If I write (specifically recent x86 but interesting more generally) to RAM in “batches” with the same size as a cache line (e.g. an AVX512 vector) to memory that is gurenteed to not be read or written by any other thread (so no contention).
Would I expect the same performance writing to random locations as for writing sequentially?
I was originally expecting so (since the writes to memory have no dependency, have cache line size and should be able to be executed in parallel with arithmetic operations by the cpu).
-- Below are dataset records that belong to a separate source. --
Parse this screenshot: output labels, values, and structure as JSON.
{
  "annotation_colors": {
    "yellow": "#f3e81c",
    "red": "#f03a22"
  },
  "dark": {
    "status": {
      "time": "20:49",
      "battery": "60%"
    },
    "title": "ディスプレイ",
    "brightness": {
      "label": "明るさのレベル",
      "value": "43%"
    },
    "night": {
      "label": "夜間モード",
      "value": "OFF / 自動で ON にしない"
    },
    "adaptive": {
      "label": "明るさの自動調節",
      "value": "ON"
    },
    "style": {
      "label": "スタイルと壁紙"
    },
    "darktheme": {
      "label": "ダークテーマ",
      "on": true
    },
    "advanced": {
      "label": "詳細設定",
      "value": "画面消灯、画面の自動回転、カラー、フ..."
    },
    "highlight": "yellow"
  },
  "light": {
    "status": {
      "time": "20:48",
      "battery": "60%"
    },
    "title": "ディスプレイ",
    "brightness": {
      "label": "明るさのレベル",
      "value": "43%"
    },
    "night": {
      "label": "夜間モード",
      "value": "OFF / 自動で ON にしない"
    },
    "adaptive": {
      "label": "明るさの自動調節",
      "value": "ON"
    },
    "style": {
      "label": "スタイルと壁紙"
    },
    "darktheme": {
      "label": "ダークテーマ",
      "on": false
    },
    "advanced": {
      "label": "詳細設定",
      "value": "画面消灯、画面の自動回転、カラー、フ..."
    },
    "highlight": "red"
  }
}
However, my tests seems to indicate otherwise.
Here is an example of code I run on a saphire rapids to test the write performance of sequential avx512 locations vs “ranomd” ones which gives me about 500ms per loop for sequential but 1500ms for the random ones which suprised me a lot.
Trying to profile this it seem sas if the random one is much more “core bound” – which I fail to understand, I have the same dependicies in both code paths, the only remaining difference should be how ofthen memory adresses are sequential and not.
#![feature(portable_simd)]
use std::time::Instant;
use ::std::simd::Simd;
use rayon::prelude::*;
type V32 = Simd<f32, 16>;
fn main() {
let vec_size = 110000000;
let no_writes: usize = 1000_000_00;
let no_trials = 10;
let mut d = vec![];
d.resize_with(vec_size + 128, || V32::splat(0.0));
let mut sum: usize = 0;
println!("sequential random");
for _ in 0..no_trials {
// first the sequential writes
let mut u1: u32 = 33;
let mut u2: u32 = 9824;
let mut i = 0;
let mut v = V32::splat(1.0);
let inn = Instant::now();
for _ in 0..no_writes {
u1 = 36969 * (u1 & 65535) + (u1 >> 16);
u2 = 18000 * (u2 & 65535) + (u2 >> 16);
let j = (u1 << 16) + (u2 & 65535);
let j = (j as usize % vec_size) as usize;
let ii = i as usize % vec_size;
sum += j + ii;
v += V32::splat(1.0);
let iii = j / 10000 + ii / 1;
unsafe { *d.get_unchecked_mut(iii % vec_size) = v };
// d[j] = v;
i += 1;
}
let t = inn.elapsed();
print!("{:?} t", t);
// // next the "random" one, we should be memory restrained
// // so the few integer calculations should not matter
let mut u1: u32 = 33;
let mut u2: u32 = 9824;
let mut i = 0;
let mut v = V32::splat(1.0);
let inn = Instant::now();
for _ in 0..no_writes {
u1 = 36969 * (u1 & 65535) + (u1 >> 16);
u2 = 18000 * (u2 & 65535) + (u2 >> 16);
let j = (u1 << 16) + (u2 & 65535);
let j = (j as usize % vec_size) as usize;
let ii = i as usize % vec_size;
sum += j + ii;
v += V32::splat(1.0);
let iii = j / 1 + ii / 10000;
unsafe { *d.get_unchecked_mut(iii % vec_size) = v };
// d[j] = v;
i += 1;
}
let t = inn.elapsed();
println!("{:?}", t);
}
// ensure that everything is not optimized away
let mut v = 0.0;
for i in 0..vec_size {
v += d[i][i % 16];
}
println!("");
println!("{} {}", v, sum);
}
16